I’ve been a huge fan of director Steve McQueen’s (no relation to the star of Bullitt and The Great Escape) minimalistic approach to staging scenes from the moment I first laid eyes on Hunger’s spellbinding eighteen-minute long two-shot. He is quite possibly the least wasteful filmmaker I have ever encountered; he never passes up the opportunity to tell the story from a single camera angle if he can get away with it, preserving the emotional flow of the narrative by avoiding excessive cutting and unnecessary coverage. This “less-is-more” philosophy is at its most purposeful in Red, White and Blue, in which it is utilized to emphasize the horrors of systemic racism.


For the movie’s central characters—West Indian immigrants inhabiting London circa the 1980s—police brutality and racial profiling are an inevitable and inescapable fact of life; it isn’t a question if they will be “randomly” stopped and frisked or assaulted with truncheons for “resisting arrest,” but when. McQueen doesn’t dramatize or sensationalize these acts of violence, instead observing them from a distance—lending them an atmosphere of detachment, resignation, and hopelessness that merely serves to make them feel even more disturbing and harrowing.



This oppressively bleak atmosphere is somewhat alleviated by the optimism of the protagonist (played by a perfectly cast John Boyega), a constable of Jamaican descent that aspires to reform the corrupt Metropolitan Police Force from within its ranks.

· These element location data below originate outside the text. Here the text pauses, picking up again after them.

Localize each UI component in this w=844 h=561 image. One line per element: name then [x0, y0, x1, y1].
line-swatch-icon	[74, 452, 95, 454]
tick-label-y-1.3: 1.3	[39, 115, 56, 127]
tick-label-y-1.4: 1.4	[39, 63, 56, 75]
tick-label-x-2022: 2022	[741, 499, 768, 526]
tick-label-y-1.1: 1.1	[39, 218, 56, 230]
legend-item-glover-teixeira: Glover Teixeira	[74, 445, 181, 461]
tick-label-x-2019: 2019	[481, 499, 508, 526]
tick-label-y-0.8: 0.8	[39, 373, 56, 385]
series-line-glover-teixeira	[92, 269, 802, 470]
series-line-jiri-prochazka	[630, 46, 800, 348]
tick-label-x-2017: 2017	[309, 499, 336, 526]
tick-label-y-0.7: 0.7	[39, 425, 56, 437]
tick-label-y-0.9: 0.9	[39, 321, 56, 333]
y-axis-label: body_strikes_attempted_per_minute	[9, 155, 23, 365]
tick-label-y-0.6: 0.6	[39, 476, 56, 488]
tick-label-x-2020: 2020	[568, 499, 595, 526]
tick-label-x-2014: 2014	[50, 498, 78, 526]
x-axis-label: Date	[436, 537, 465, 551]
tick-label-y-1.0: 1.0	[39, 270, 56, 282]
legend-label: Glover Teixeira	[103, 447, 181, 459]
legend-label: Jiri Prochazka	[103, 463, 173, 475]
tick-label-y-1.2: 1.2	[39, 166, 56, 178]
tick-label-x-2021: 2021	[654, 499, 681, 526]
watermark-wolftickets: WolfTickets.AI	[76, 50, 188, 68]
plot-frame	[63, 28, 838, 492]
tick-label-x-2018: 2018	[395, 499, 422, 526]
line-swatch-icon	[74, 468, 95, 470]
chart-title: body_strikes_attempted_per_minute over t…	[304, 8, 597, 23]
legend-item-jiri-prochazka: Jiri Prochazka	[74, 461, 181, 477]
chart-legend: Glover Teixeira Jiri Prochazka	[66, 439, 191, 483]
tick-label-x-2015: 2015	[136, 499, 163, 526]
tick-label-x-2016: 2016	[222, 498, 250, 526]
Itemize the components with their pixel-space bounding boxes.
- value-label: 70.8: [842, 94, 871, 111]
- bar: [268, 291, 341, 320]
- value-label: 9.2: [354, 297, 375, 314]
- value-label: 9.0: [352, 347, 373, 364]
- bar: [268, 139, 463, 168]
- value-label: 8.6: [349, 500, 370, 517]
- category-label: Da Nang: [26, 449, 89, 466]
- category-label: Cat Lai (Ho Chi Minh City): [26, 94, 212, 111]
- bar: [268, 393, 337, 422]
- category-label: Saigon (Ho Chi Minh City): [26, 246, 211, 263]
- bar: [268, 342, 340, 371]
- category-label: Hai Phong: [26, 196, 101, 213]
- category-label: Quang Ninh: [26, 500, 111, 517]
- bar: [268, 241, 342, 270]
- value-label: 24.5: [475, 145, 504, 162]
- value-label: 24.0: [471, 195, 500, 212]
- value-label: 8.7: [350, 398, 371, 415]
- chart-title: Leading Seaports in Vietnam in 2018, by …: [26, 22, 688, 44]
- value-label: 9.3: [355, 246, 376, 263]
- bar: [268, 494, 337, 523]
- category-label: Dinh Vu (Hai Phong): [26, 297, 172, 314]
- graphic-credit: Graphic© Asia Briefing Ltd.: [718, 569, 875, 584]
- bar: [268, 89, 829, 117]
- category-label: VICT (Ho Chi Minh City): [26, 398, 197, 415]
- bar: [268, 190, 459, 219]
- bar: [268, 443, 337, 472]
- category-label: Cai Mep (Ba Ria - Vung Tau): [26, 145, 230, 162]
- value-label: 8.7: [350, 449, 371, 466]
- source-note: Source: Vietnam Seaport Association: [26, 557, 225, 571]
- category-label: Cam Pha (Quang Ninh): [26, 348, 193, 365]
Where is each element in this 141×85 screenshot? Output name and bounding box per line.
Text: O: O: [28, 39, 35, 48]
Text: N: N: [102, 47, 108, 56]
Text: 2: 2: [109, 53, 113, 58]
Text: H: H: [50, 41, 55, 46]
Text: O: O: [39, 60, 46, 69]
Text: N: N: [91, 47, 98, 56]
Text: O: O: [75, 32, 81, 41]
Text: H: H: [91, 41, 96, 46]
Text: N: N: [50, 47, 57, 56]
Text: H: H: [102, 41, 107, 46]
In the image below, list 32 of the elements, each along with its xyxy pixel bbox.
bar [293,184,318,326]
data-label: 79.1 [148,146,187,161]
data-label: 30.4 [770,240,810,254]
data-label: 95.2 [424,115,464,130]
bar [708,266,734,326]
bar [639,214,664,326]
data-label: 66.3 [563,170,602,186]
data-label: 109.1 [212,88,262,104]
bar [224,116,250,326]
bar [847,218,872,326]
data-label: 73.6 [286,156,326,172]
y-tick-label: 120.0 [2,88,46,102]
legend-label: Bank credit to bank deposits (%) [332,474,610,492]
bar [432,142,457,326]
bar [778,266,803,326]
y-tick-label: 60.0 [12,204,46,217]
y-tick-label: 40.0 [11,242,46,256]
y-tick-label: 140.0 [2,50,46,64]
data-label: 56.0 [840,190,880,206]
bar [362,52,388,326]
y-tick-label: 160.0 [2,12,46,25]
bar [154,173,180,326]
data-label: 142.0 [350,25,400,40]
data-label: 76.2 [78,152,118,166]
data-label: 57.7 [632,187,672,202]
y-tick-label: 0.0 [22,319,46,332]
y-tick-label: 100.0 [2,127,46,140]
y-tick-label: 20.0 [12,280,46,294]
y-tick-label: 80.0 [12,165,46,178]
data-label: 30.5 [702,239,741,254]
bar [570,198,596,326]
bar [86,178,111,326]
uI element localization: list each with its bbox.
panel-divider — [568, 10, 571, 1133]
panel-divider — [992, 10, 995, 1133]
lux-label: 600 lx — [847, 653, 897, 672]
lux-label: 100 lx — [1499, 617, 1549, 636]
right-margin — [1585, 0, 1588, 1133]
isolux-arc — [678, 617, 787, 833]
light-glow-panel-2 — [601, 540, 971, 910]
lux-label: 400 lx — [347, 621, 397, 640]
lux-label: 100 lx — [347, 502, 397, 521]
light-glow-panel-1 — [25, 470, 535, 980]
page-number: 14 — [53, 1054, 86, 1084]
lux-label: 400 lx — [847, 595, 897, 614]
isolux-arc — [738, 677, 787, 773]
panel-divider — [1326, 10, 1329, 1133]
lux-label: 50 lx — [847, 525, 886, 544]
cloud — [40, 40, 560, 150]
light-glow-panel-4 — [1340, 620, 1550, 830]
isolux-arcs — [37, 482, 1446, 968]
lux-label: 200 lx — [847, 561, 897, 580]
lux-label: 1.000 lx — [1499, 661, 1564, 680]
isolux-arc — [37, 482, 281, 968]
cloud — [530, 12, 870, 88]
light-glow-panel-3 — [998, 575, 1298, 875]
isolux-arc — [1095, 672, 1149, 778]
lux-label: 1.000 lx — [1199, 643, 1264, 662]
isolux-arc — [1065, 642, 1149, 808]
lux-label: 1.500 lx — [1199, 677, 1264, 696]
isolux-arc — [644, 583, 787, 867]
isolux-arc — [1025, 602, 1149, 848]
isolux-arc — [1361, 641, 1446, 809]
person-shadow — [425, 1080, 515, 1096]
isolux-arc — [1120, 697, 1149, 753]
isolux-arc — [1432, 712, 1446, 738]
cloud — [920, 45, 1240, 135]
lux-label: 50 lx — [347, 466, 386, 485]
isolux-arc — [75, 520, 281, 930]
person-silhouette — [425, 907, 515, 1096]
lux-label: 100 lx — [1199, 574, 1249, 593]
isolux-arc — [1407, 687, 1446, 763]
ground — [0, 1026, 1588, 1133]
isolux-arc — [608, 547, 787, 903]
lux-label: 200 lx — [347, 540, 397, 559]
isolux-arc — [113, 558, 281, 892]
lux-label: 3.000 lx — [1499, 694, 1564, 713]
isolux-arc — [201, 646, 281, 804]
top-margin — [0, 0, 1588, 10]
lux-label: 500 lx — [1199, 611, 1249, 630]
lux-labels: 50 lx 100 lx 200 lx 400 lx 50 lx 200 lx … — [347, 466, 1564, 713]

Of course, his efforts to bridge the gap between law enforcement and his community turn him into the ultimate outsider: his fellow officers see only his skin color, while his neighbors and former friends see only his uniform. The tension between his dogged determination to affect positive change and his frustration with the blatant hostility he faces from both sides of the racial conflict adds humanity, complexity, and nuance to what could easily have been an overly simplistic morality play.


And therein lies McQueen’s greatest strength: despite his stylistic restraint, his themes are anything but shallow.